What is the most common sign in liver disease
Jaundice is a common sign in liver disease. Raised bilirubin levels are clinically detectable when the concentration exceeds 40 µmol/l.
Describe the signs of liver disease associated with its reduced capacity to metabolise oestrogens
spider naevi – telangiectases consist of a central arteriole with radiating small vessels, found in the distribution of the superior vena cava.
loss of body hair
gynaecomastia - enlargement of the male breast with firm tissue extending concentrically beyond the nipple.
testicular atrophy
palmar erythema - ‘liver palms’ - reddening of palms at the thenar and hypothenar eminences – a non-specific change of hyperdynamic circulation
Describe Xanthelasma
Xanthelasma - sharply demarcated yellowish deposit of cholesterol underneath the skin, usually on or around the eyelids
Describe caput medusa
Caput medusa indicates severe portal hypertension.

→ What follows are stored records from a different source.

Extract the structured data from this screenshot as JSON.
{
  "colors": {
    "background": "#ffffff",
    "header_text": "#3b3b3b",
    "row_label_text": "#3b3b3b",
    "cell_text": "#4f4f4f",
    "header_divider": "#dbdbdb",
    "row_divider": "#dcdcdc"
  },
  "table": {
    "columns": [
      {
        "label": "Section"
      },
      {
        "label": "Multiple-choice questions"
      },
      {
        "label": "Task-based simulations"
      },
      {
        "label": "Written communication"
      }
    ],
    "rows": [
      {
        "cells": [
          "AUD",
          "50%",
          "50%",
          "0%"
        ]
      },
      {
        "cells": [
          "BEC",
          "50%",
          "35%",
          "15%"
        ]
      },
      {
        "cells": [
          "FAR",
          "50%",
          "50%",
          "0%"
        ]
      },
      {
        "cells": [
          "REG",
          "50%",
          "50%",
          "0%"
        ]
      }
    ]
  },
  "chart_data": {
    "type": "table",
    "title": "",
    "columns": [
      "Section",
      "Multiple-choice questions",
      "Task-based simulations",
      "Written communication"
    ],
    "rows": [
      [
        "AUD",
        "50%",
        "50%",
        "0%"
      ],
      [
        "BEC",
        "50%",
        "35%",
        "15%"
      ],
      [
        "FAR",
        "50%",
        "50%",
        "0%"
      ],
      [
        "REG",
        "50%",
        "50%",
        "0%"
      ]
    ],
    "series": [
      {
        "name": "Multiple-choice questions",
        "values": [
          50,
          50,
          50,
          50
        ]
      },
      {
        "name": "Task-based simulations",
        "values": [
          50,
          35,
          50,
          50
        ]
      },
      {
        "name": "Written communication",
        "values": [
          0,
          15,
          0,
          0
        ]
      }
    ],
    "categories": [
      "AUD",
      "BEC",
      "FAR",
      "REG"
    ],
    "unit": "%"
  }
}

It describes the appearance of distended and engorged paraumbilical veins, which are seen radiating from the umbilicus across the abdomen to join the systemic veins.
Caput medusa is latin for “head of Medusa”, from the apparent similarity to Medusa’s head, which had venomous snakes in place of hair.
List some signs of chronic liver dysfunction
clubbed nails, xanthelasma, pruritus (itchy skin causes scratch marks) , ascites, dilated abdominal veins, hepatomegaly, caput medusa, oedema and weight loss, loss of musculature
also bruising
What is Dupuytren’s contracture
May be a sign of alcoholic liver disease
Describe some other signs of chronic liver dysfunction
Hepatic encephalopathy – disorientation, drowsy, coma, due to accumulation of toxins, primarily derived from the gut, is thought to inducecerebral oedema and changes in the level of consciousness and eventually coma
Fetor Hepaticus – distinctive musty sweet breath odour in severe liver disease.